Domenica 20 Ago 2017

sentiero "227"

SENTIERO 227

Comune di MATELICA

Monte San Vicino (mt. 1469)

DIFFICOLTA’: E (escursionistica)
PERCORRENZA: 1h30’ A/R di cui in salita 50 minuti, in discesa 40 minuti. Per la variante della cima aggiungere 30 minuti complessivi.
STAGIONE: tutto l’anno. In inverno sono necessari ramponi e piccozza.
ACCESSO: (punto ove si lascia l’auto): da SAN SEVERINO MARCHE, S.S. 502 di Cingoli fino al bivio per Apiro dove si devia; giunti a Castel San Pietro, provinciale per Elcito, quindi proseguire sino al CANFAITO, superarlo (tratto sterrato), immettersi sulla provinciale di Matelica, a destra, ed in breve raggiungere la località prati di San Vicino. Da Matelica bivio per il MONTE SAN VICINO, in uscita dal paese in direzione di Cerreto d’Esi. L’auto si lascia ai prati.
SEGNALETICA: segnavia rossi e bianchi.

 

Salita. Lasciata l’auto, si supera una bassa staccionata sulla destra, in corrispondenza di cartelli indicatori AREA FLOGISTICA PROTETTA, e si raggiunge un sentiero piuttosto ripido che inizia, evidentissimo, nei pressi del bosco alle pendici della montagna e si inoltra in direzione nord/ovest.

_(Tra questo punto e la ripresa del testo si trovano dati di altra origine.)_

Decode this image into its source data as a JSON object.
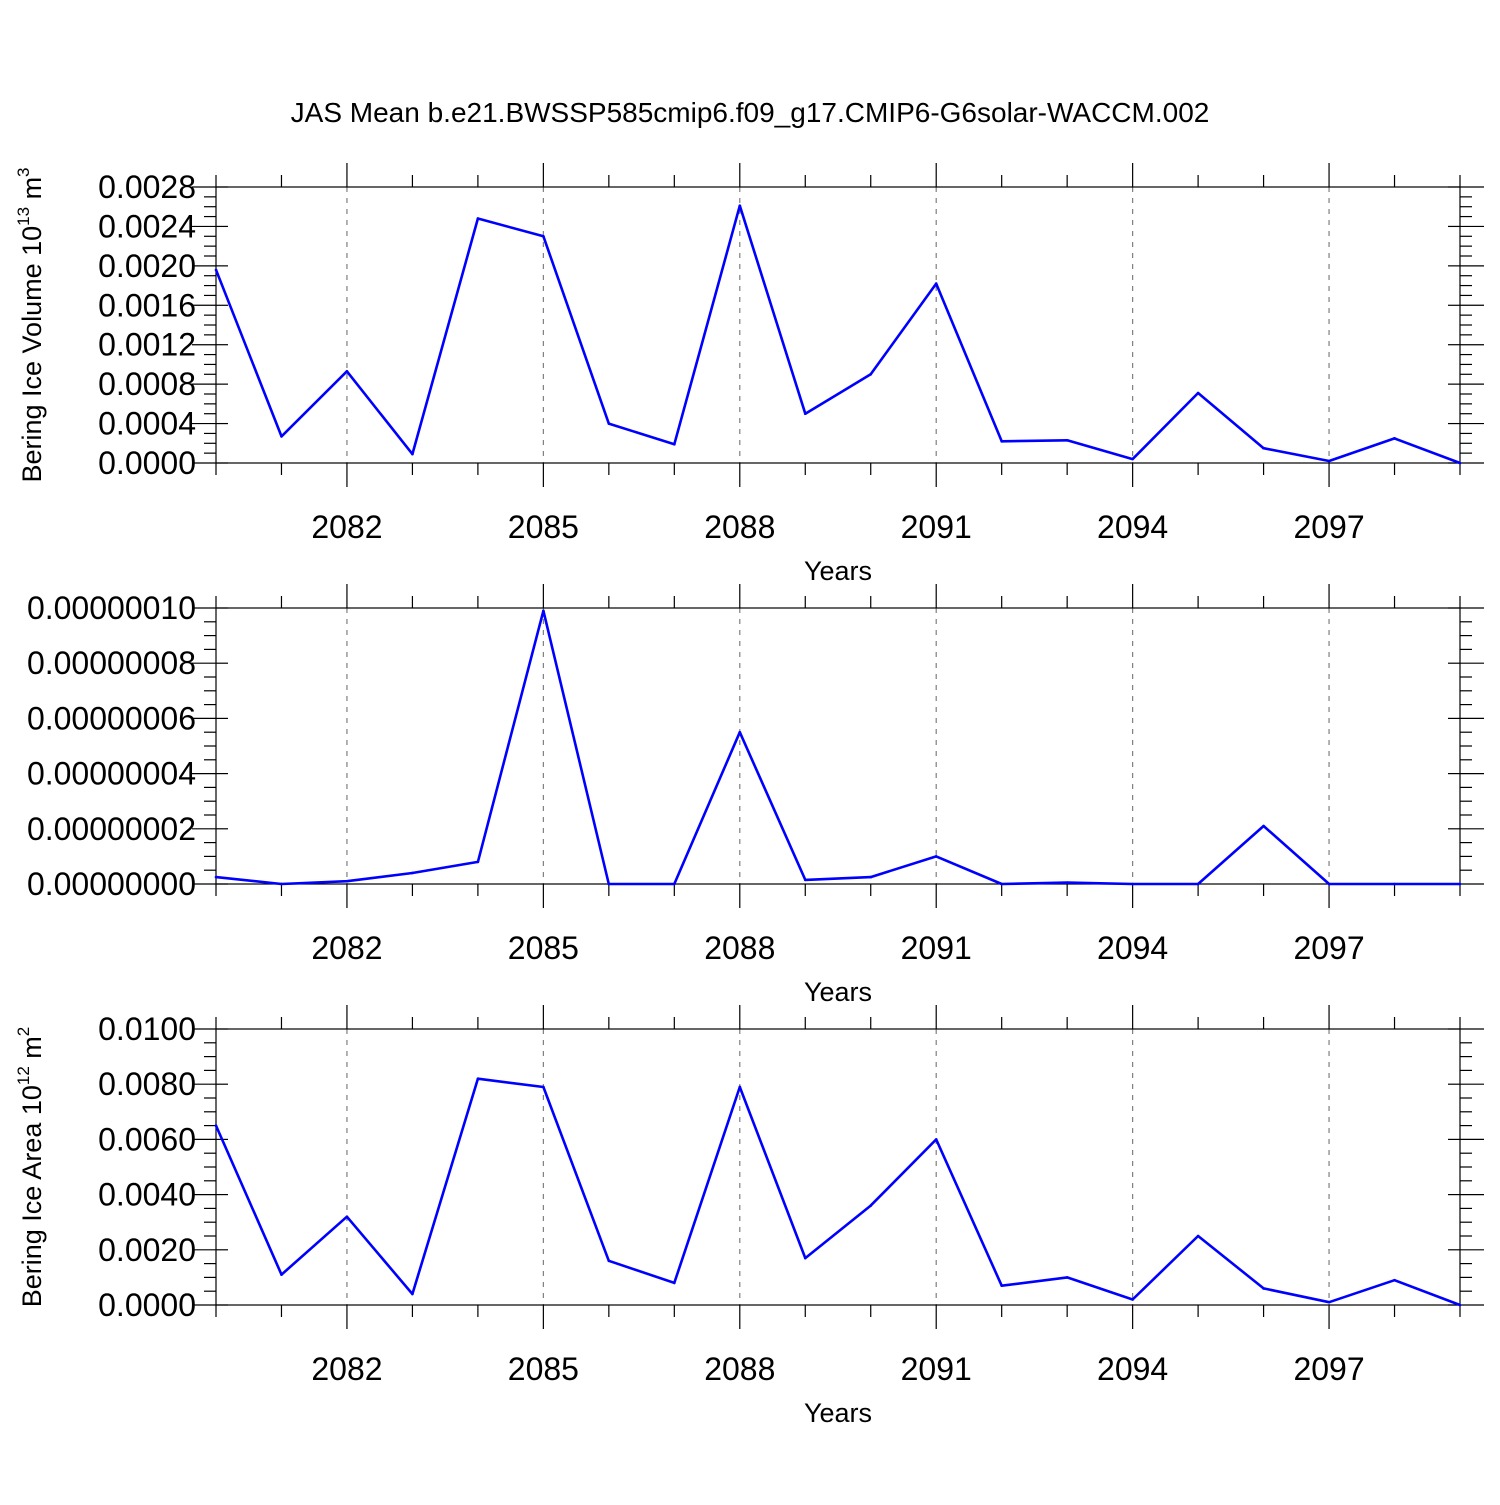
{
  "title": "JAS Mean b.e21.BWSSP585cmip6.f09_g17.CMIP6-G6solar-WACCM.002",
  "chart_data": [
    {
      "type": "line",
      "ylabel_main": "Bering Ice Volume 10",
      "ylabel_exp": "13",
      "ylabel_unit": " m",
      "ylabel_unit_exp": "3",
      "xlabel": "Years",
      "xlim": [
        2080,
        2099
      ],
      "ylim": [
        0,
        0.0028
      ],
      "yticks": [
        0,
        0.0004,
        0.0008,
        0.0012,
        0.0016,
        0.002,
        0.0024,
        0.0028
      ],
      "yticklabels": [
        "0.0000",
        "0.0004",
        "0.0008",
        "0.0012",
        "0.0016",
        "0.0020",
        "0.0024",
        "0.0028"
      ],
      "xticks": [
        2082,
        2085,
        2088,
        2091,
        2094,
        2097
      ],
      "xticklabels": [
        "2082",
        "2085",
        "2088",
        "2091",
        "2094",
        "2097"
      ],
      "grid_x": true,
      "color": "#0000ff",
      "x": [
        2080,
        2081,
        2082,
        2083,
        2084,
        2085,
        2086,
        2087,
        2088,
        2089,
        2090,
        2091,
        2092,
        2093,
        2094,
        2095,
        2096,
        2097,
        2098,
        2099
      ],
      "y": [
        0.00196,
        0.00027,
        0.00093,
        9e-05,
        0.00248,
        0.0023,
        0.0004,
        0.00019,
        0.00261,
        0.0005,
        0.0009,
        0.00182,
        0.00022,
        0.00023,
        4e-05,
        0.00071,
        0.00015,
        2e-05,
        0.00025,
        0.0
      ]
    },
    {
      "type": "line",
      "ylabel_main": "",
      "xlabel": "Years",
      "xlim": [
        2080,
        2099
      ],
      "ylim": [
        0,
        1e-07
      ],
      "yticks": [
        0,
        2e-08,
        4e-08,
        6e-08,
        8e-08,
        1e-07
      ],
      "yticklabels": [
        "0.00000000",
        "0.00000002",
        "0.00000004",
        "0.00000006",
        "0.00000008",
        "0.00000010"
      ],
      "xticks": [
        2082,
        2085,
        2088,
        2091,
        2094,
        2097
      ],
      "xticklabels": [
        "2082",
        "2085",
        "2088",
        "2091",
        "2094",
        "2097"
      ],
      "grid_x": true,
      "color": "#0000ff",
      "x": [
        2080,
        2081,
        2082,
        2083,
        2084,
        2085,
        2086,
        2087,
        2088,
        2089,
        2090,
        2091,
        2092,
        2093,
        2094,
        2095,
        2096,
        2097,
        2098,
        2099
      ],
      "y": [
        2.5e-09,
        0,
        1e-09,
        4e-09,
        8e-09,
        9.9e-08,
        0,
        0,
        5.5e-08,
        1.5e-09,
        2.5e-09,
        1e-08,
        0,
        5e-10,
        0,
        0,
        2.1e-08,
        0,
        0,
        0
      ]
    },
    {
      "type": "line",
      "ylabel_main": "Bering Ice Area 10",
      "ylabel_exp": "12",
      "ylabel_unit": " m",
      "ylabel_unit_exp": "2",
      "xlabel": "Years",
      "xlim": [
        2080,
        2099
      ],
      "ylim": [
        0,
        0.01
      ],
      "yticks": [
        0,
        0.002,
        0.004,
        0.006,
        0.008,
        0.01
      ],
      "yticklabels": [
        "0.0000",
        "0.0020",
        "0.0040",
        "0.0060",
        "0.0080",
        "0.0100"
      ],
      "xticks": [
        2082,
        2085,
        2088,
        2091,
        2094,
        2097
      ],
      "xticklabels": [
        "2082",
        "2085",
        "2088",
        "2091",
        "2094",
        "2097"
      ],
      "grid_x": true,
      "color": "#0000ff",
      "x": [
        2080,
        2081,
        2082,
        2083,
        2084,
        2085,
        2086,
        2087,
        2088,
        2089,
        2090,
        2091,
        2092,
        2093,
        2094,
        2095,
        2096,
        2097,
        2098,
        2099
      ],
      "y": [
        0.0065,
        0.0011,
        0.0032,
        0.0004,
        0.0082,
        0.0079,
        0.0016,
        0.0008,
        0.0079,
        0.0017,
        0.0036,
        0.006,
        0.0007,
        0.001,
        0.0002,
        0.0025,
        0.0006,
        0.0001,
        0.0009,
        0.0
      ]
    }
  ]
}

Dopo 15 minuti inizia un tratto zigzagante (segnali rossi), quindi si giunge a un radura con alcune roccette a destra, alla sinistra un ampio PANORAMA su MATELICA e Cerreto, alle spalle. in lontananza, i SIBILLINI. Seguendo sempre i segnali rossi si giunge (20 minuti) ad un tornante dove il panorama si allarga fino a Fabriano e al Catria. Continuano i tornanti scomodi e sassosi e si prosegue evitando di farsi tentare da deviazioni a destra in corrispondenza di roccette in alto a destra. Dopo un ultimo tornante il sentiero taglia in diagonale verso est il rapido versante (attenzione in caso di neve) passando nei pressi di alcune rocce, giungendo infine (30 minuti) ad uno SPERONE ROCCIOSO che il sentiero aggira a sinistra. Di qui, in salita tra alberi di faggio, il sentiero piega a sinistra, in vista della grande CROCE in ferro, e si trasforma in tracce che possono essere seguite oppure abbandonate per proseguire liberamente su prato. In 45 minuti si arriva alla croce da cui si seguono tracce sulla cresta passando accanto a numerosi ripetitori e antenne sino a giungere ad una di queste, bianca e rossa, che si trova sulla vetta (mt. 1469) da cui si gode uno stupendo panorama con, in lontananza, il lago artificiale di Castreccioni.
Discesa. Si piega 90° rispetto alla direzione di arrivo (cioè verso sud) e si scende lievemente a costeggiare la faggeta. Non avventurarsi assolutamente in direzione est, in ripida discesa, pena grave rischio di incappare, specie in inverno, in grosse difficoltà e pericolo. Procedendo, si possono eventualmente effettuare OSSERVAZIONI NATURALISTICHE all’interno del BOSCO. In 15 minuti si arriva ad intercettare il sentiero in salita, nel punto prima raggiunto in 30 minuti. Di qui, in circa 25 minuti, si torna al punto di partenza per la stessa via percorsa in salita.
Variante. Giro parziale della cima e versante est. Dal medesimo punto, prima di intraprendere la discesa, è possibile effettuare una variante molto panoramica sul versante est, che domina l’abitato di ELCITO. Seguendo segnali rossi si giunge in breve ad un panoramico sperone roccioso; quindi, attraverso un’ampia radura che poi si allarga, si giunge ad un prativo che si affaccia sul ripido versante est, sovrastando Elcito (10 minuti). Si piega a sinistra in discreta salita, si supera con un po’ di attenzione un canalone e si giunge ad un’ultima radura dove si può riposare. Si sconsiglia di tentare di ultimare il percorso (che condurrebbe di nuovo in vetta) perché molto difficoltoso, né di addentrarsi nel bosco in quanto molto fitto. Si rientra per la medesima via al punto di partenza. La zona è ricca di particolarità flogistiche, e in essa sono presenti ESEMPLARI ARBOREI di notevole INTERESSE SCIENTIFICO. Numerosa l’avifauna. Presenti volpi e cinghiali.